The 4.9 per cent increase Mr Lewandowski is seeking would bring the EU’s annual expenditure to €132.7 billion, a rise he says is necessary to pay bills from projects already under way. “These are legal obligations and it doesn’t make sense to postpone them.”

The budget includes a €24 million allocation for an electrical interconnection project between Ireland and Britain, twice as much as this year in a project to which the EU is contributing €100 million.

With annual inflation rate in the 27 EU member states at 3.1 per cent last month, Mr Lewandowski’s proposal presents the greatest sensitivities to the wealthy member states who are net contributors to the EU budget.

Germany, France and Britain are already seeking a long-term freeze in the EU budget for 2014 to 2020 in separate talks beginning next year.

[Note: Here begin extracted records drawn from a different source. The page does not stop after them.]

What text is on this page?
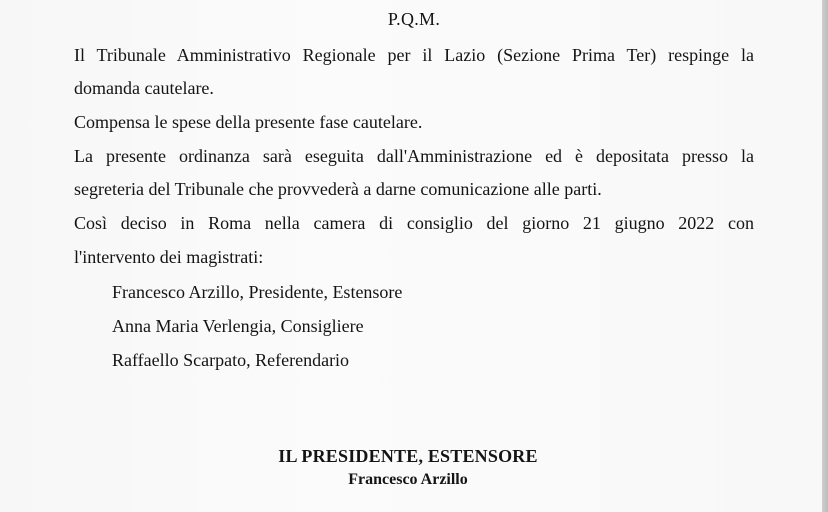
P.Q.M.
Il Tribunale Amministrativo Regionale per il Lazio (Sezione Prima Ter) respinge la
domanda cautelare.
Compensa le spese della presente fase cautelare.
La presente ordinanza sarà eseguita dall'Amministrazione ed è depositata presso la
segreteria del Tribunale che provvederà a darne comunicazione alle parti.
Così deciso in Roma nella camera di consiglio del giorno 21 giugno 2022 con
l'intervento dei magistrati:
Francesco Arzillo, Presidente, Estensore
Anna Maria Verlengia, Consigliere
Raffaello Scarpato, Referendario
IL PRESIDENTE, ESTENSORE
Francesco Arzillo
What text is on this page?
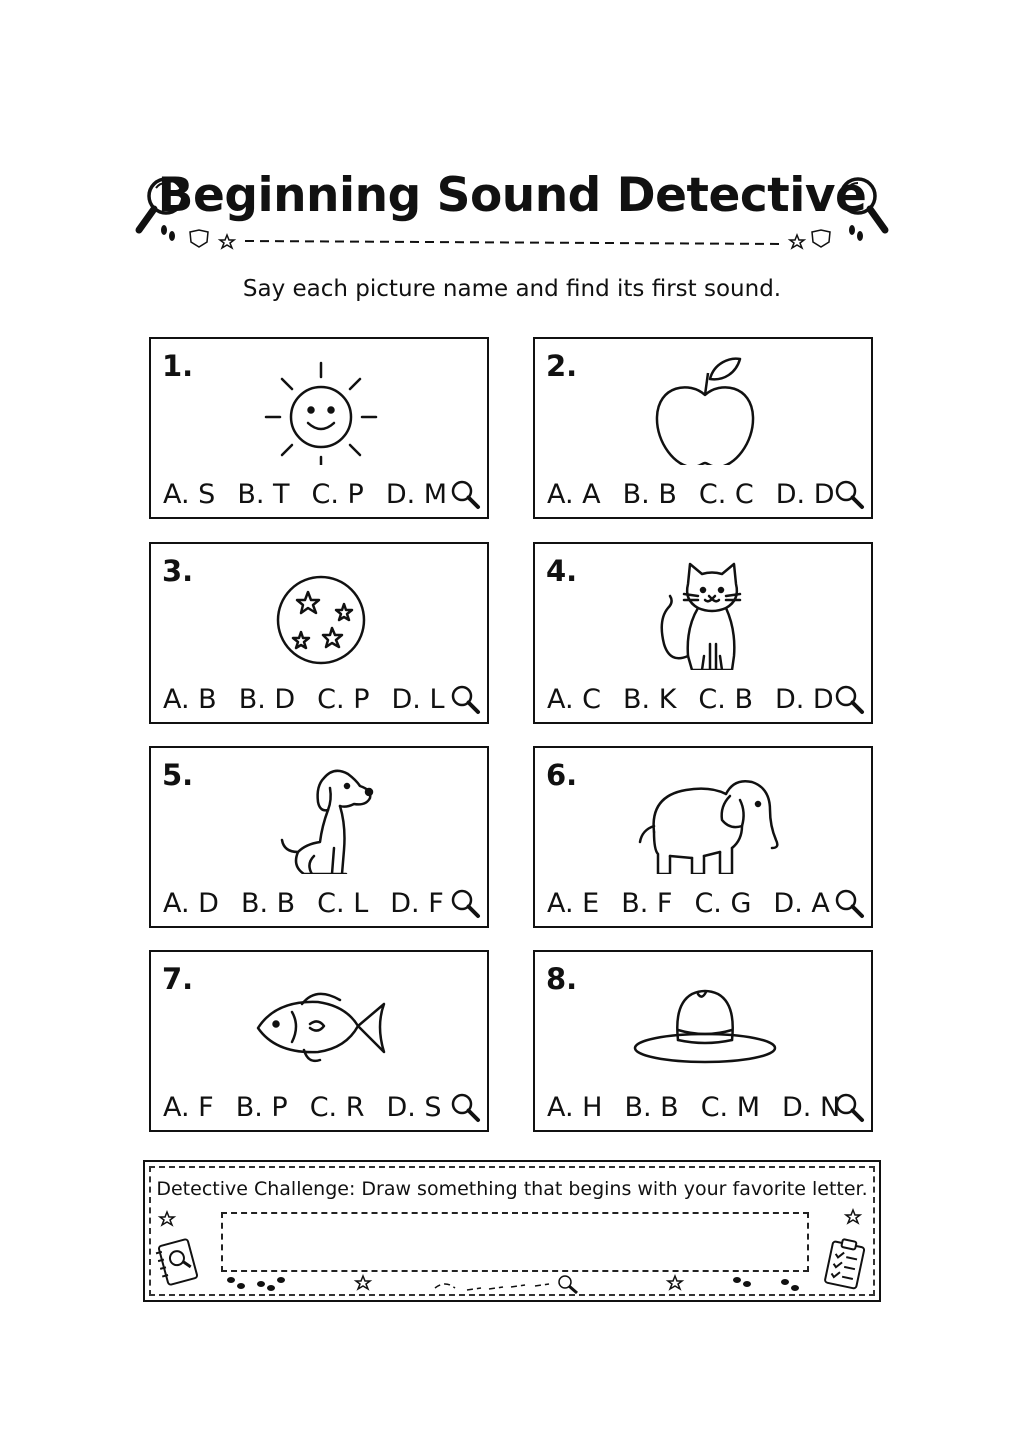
Beginning Sound Detective
Say each picture name and find its first sound.
1.
A. S B. T C. P D. M
2.
A. A B. B C. C D. D
3.
A. B B. D C. P D. L
4.
A. C B. K C. B D. D
5.
A. D B. B C. L D. F
6.
A. E B. F C. G D. A
7.
A. F B. P C. R D. S
8.
A. H B. B C. M D. N
Detective Challenge: Draw something that begins with your favorite letter.
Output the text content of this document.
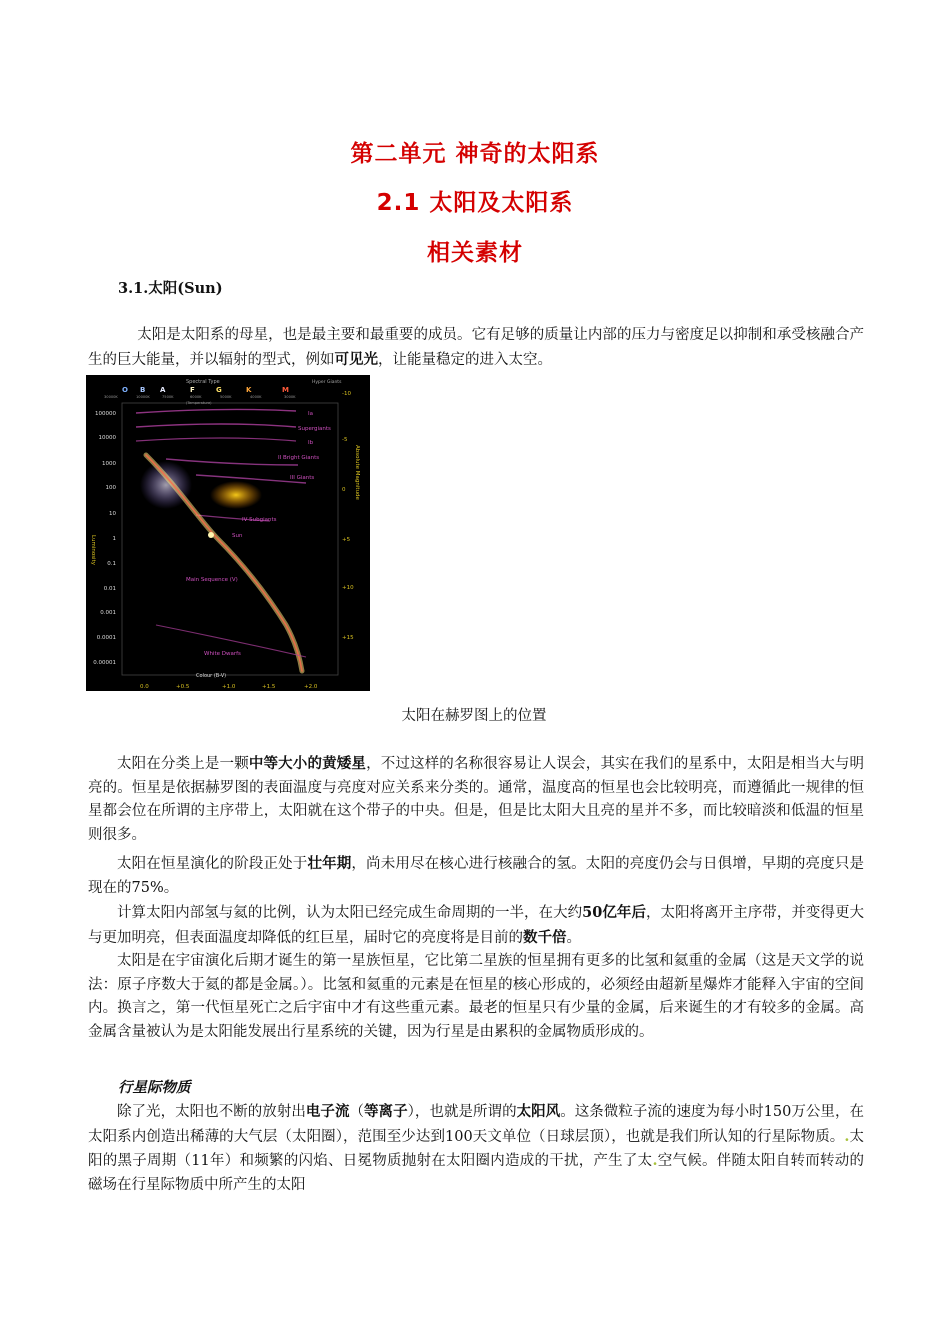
第二单元 神奇的太阳系
2.1 太阳及太阳系
相关素材
3.1.太阳(Sun)

太阳是太阳系的母星，也是最主要和最重要的成员。它有足够的质量让内部的压力与密度足以抑制和承受核融合产生的巨大能量，并以辐射的型式，例如可见光，让能量稳定的进入太空。

Spectral Type	Hyper Giants
O B A	F	G	K	M
30000K	10000K	7500K	6000K	5000K	4000K	3000K
(Temperature)
100000
10000
1000
100
10
1
0.1
0.01
0.001
0.0001
0.00001
Luminosity
-10
-5
0
+5
+10
+15
Absolute Magnitude
Ia
Supergiants
Ib
II Bright Giants
III Giants
IV Subgiants
Sun
Main Sequence (V)
White Dwarfs
Colour (B-V)
0.0	+0.5	+1.0	+1.5	+2.0
太阳在赫罗图上的位置

太阳在分类上是一颗中等大小的黄矮星，不过这样的名称很容易让人误会，其实在我们的星系中，太阳是相当大与明亮的。恒星是依据赫罗图的表面温度与亮度对应关系来分类的。通常，温度高的恒星也会比较明亮，而遵循此一规律的恒星都会位在所谓的主序带上，太阳就在这个带子的中央。但是，但是比太阳大且亮的星并不多，而比较暗淡和低温的恒星则很多。

太阳在恒星演化的阶段正处于壮年期，尚未用尽在核心进行核融合的氢。太阳的亮度仍会与日俱增，早期的亮度只是现在的75%。

计算太阳内部氢与氦的比例，认为太阳已经完成生命周期的一半，在大约50亿年后，太阳将离开主序带，并变得更大与更加明亮，但表面温度却降低的红巨星，届时它的亮度将是目前的数千倍。

太阳是在宇宙演化后期才诞生的第一星族恒星，它比第二星族的恒星拥有更多的比氢和氦重的金属（这是天文学的说法：原子序数大于氦的都是金属。）。比氢和氦重的元素是在恒星的核心形成的，必须经由超新星爆炸才能释入宇宙的空间内。换言之，第一代恒星死亡之后宇宙中才有这些重元素。最老的恒星只有少量的金属，后来诞生的才有较多的金属。高金属含量被认为是太阳能发展出行星系统的关键，因为行星是由累积的金属物质形成的。

行星际物质

除了光，太阳也不断的放射出电子流（等离子），也就是所谓的太阳风。这条微粒子流的速度为每小时150万公里，在太阳系内创造出稀薄的大气层（太阳圈），范围至少达到100天文单位（日球层顶），也就是我们所认知的行星际物质。.太阳的黑子周期（11年）和频繁的闪焰、日冕物质抛射在太阳圈内造成的干扰，产生了太.空气候。伴随太阳自转而转动的磁场在行星际物质中所产生的太阳
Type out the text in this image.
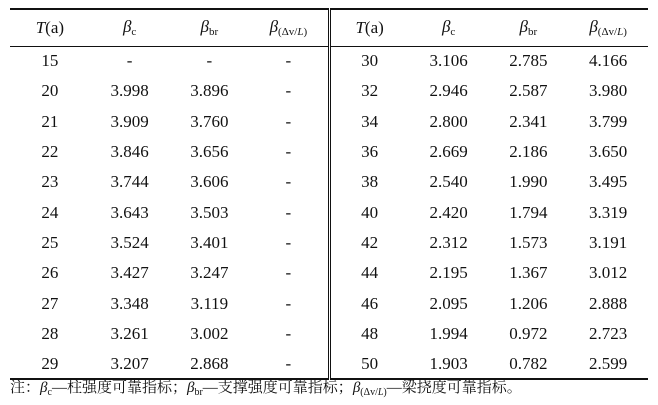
T(a)	$\beta_c$	$\beta_{br}$	$\beta_{(\Delta v/L)}$	T(a)	$\beta_c$	$\beta_{br}$	$\beta_{(\Delta v/L)}$
15	-	-	-	30	3.106	2.785	4.166
20	3.998	3.896	-	32	2.946	2.587	3.980
21	3.909	3.760	-	34	2.800	2.341	3.799
22	3.846	3.656	-	36	2.669	2.186	3.650
23	3.744	3.606	-	38	2.540	1.990	3.495
24	3.643	3.503	-	40	2.420	1.794	3.319
25	3.524	3.401	-	42	2.312	1.573	3.191
26	3.427	3.247	-	44	2.195	1.367	3.012
27	3.348	3.119	-	46	2.095	1.206	2.888
28	3.261	3.002	-	48	1.994	0.972	2.723
29	3.207	2.868	-	50	1.903	0.782	2.599
注：$\beta_c—$柱强度可靠指标；$\beta_{br}—$支撑强度可靠指标；$\beta_{(\Delta v/L)}—$梁挠度可靠指标。
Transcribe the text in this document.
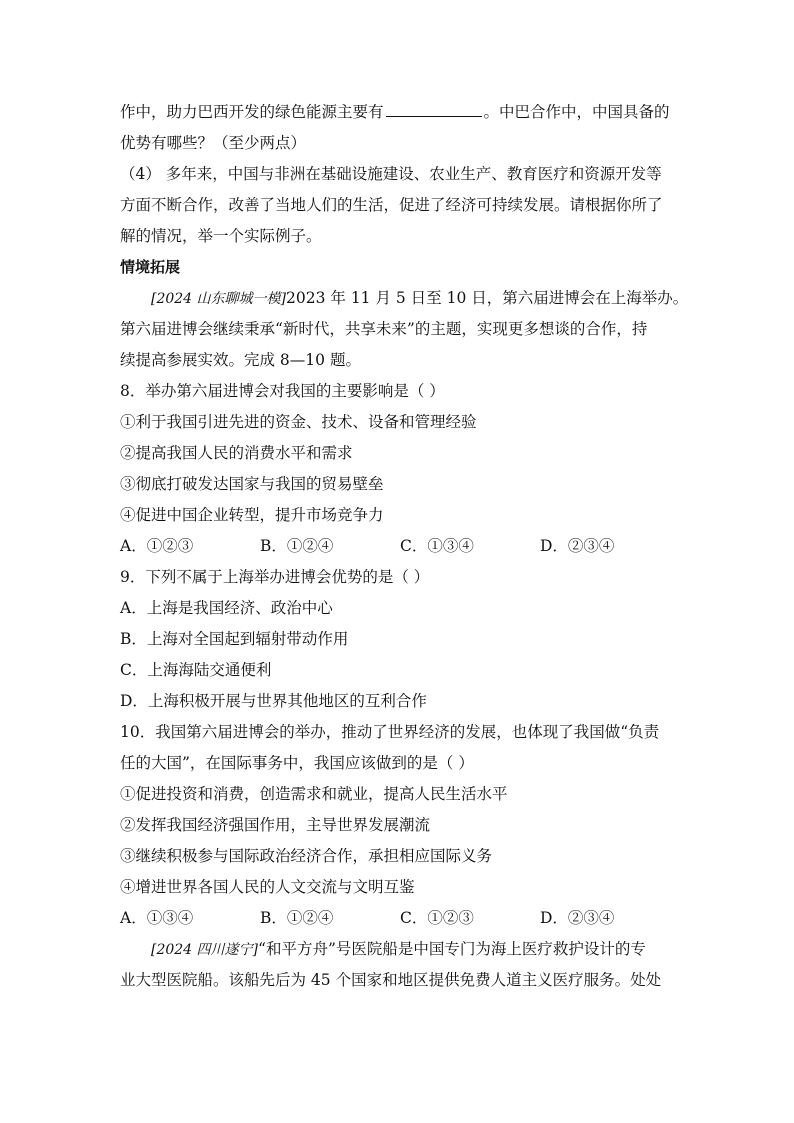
作中，助力巴西开发的绿色能源主要有	。中巴合作中，中国具备的
优势有哪些？（至少两点）
（4） 多年来，中国与非洲在基础设施建设、农业生产、教育医疗和资源开发等
方面不断合作，改善了当地人们的生活，促进了经济可持续发展。请根据你所了
解的情况，举一个实际例子。
情境拓展
[2024 山东聊城一模]2023 年 11 月 5 日至 10 日，第六届进博会在上海举办。
第六届进博会继续秉承“新时代，共享未来”的主题，实现更多想谈的合作，持
续提高参展实效。完成 8—10 题。
8．举办第六届进博会对我国的主要影响是（ ）
①利于我国引进先进的资金、技术、设备和管理经验
②提高我国人民的消费水平和需求
③彻底打破发达国家与我国的贸易壁垒
④促进中国企业转型，提升市场竞争力
A．①②③	B．①②④	C．①③④	D．②③④
9．下列不属于上海举办进博会优势的是（ ）
A．上海是我国经济、政治中心
B．上海对全国起到辐射带动作用
C．上海海陆交通便利
D．上海积极开展与世界其他地区的互利合作
10．我国第六届进博会的举办，推动了世界经济的发展，也体现了我国做“负责
任的大国”，在国际事务中，我国应该做到的是（ ）
①促进投资和消费，创造需求和就业，提高人民生活水平
②发挥我国经济强国作用，主导世界发展潮流
③继续积极参与国际政治经济合作，承担相应国际义务
④增进世界各国人民的人文交流与文明互鉴
A．①③④	B．①②④	C．①②③	D．②③④
[2024 四川遂宁]“和平方舟”号医院船是中国专门为海上医疗救护设计的专
业大型医院船。该船先后为 45 个国家和地区提供免费人道主义医疗服务。处处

That negotiation is likely to be even more difficult than the 2012 budget talks, given the inevitability of pressure on agriculture spending and other big budget lines.

There was no response on the 2012 proposal from Dublin, which remains a net beneficiary of the EU budget. “At this stage we’re not commenting. We’ll consider the Commission’s proposal,” said the spokesman for Minister for Finance, Michael Noonan.

But other governments were forthright. Dutch finance minister Jan Kees De Jager said the proposal was out of proportion. “How can we explain to our citizens who are tightening their belt that the European budget simply keeps on growing?” he asked. “We should cut in other areas instead of inflating the budget year after year.”

The tone was similar in London, where David Cameron opposes any increase in the EU budget. “A 4.9 per cent increase in the annual EU budget is not acceptable,” said a British government spokesman.

In the European Parliament, however, the powerful Socialist group said the EU should not be held responsible for the expanding budget deficits of member states.

“There is a strong temptation in some EU capitals to cut EU spending because of the need to cut national deficits. This approach is counterproductive,” said its budget spokesman, Göran Färm.